Che cosa si osserva nel tracciato cardiaco
Nel tracciato elettrocardiografico si nota che un complesso QRS stretto compare sempre dopo un complesso QRS largo. Non si vedono mai due battiti con complessi stretti consecutivi.
Significato della conduzione supernormale
La conduzione supernormale è un fenomeno in cui il segnale elettrico viaggia nel cuore in modo particolarmente efficiente in un breve periodo.
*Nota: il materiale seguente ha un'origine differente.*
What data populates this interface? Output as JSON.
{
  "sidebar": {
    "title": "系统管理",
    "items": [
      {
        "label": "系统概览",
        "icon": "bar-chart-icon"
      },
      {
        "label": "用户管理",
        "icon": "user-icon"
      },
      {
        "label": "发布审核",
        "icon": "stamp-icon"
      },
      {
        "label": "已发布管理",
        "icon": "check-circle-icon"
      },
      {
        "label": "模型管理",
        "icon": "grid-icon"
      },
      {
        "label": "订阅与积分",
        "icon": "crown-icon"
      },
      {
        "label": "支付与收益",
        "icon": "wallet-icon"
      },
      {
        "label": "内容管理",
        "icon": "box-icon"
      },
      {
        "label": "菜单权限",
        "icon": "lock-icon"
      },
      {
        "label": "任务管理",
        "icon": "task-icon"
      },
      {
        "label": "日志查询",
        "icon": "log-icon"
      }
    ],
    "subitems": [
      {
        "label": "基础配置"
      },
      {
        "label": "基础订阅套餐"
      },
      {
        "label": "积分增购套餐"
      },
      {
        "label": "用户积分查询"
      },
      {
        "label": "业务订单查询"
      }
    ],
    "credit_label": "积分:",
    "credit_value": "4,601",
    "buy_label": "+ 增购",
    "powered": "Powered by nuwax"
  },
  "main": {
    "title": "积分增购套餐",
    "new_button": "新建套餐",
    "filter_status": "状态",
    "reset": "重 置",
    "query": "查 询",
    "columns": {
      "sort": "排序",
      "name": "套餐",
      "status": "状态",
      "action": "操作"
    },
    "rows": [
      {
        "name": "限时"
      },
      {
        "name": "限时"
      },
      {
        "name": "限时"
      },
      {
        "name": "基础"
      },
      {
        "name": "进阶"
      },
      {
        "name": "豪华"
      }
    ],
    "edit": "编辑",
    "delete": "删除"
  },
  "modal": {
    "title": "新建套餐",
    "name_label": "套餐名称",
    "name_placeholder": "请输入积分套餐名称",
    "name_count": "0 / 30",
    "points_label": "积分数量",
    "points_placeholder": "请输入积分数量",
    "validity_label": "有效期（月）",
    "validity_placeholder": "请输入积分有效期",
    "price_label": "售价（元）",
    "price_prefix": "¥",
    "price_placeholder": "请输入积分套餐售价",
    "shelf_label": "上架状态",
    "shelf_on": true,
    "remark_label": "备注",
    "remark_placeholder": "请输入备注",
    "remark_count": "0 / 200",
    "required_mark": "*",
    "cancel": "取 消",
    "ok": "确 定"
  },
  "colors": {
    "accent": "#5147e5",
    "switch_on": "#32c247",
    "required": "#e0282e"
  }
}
Tuttavia, per spiegare la sequenza osservata, cioè un complesso stretto seguito da uno largo senza mai due stretti di fila, è necessario considerare un altro meccanismo.
Possibili meccanismi da considerare
Per comprendere meglio questa situazione, si possono ipotizzare vari fenomeni che influenzano la conduzione elettrica nel cuore, come ad esempio:
- La conduzione occulta, che è una trasmissione elettrica non evidente a prima vista.
- La dissociazione longitudinale del nodo atrioventricolare (nodo A-V), che significa che parti diverse del nodo si comportano in modo indipendente.
- La doppia via nodale, che indica la presenza di due percorsi elettrici nel nodo A-V.
- Il fenomeno di Wenckebach, un tipo di rallentamento progressivo della conduzione.
- Il fenomeno di Ashman, che riguarda variazioni nella durata del complesso QRS in relazione al ritmo cardiaco.
- Altri fenomeni meno comuni come la parasistolia intermittente o occulta, il blocco occulto, e la preeccitazione intermittente.
Ognuno di questi meccanismi può contribuire a spiegare il modo in cui i segnali elettrici si propagano nel cuore e quindi la forma dei complessi QRS osservati.
In conclusione
La presenza di un complesso QRS stretto che compare solo dopo un complesso largo, senza mai due stretti consecutivi, suggerisce che oltre alla conduzione supernormale è necessario considerare un altro meccanismo di conduzione elettrica nel cuore. Questa combinazione aiuta a comprendere meglio il funzionamento del sistema di conduzione cardiaco e le possibili alterazioni che possono verificarsi.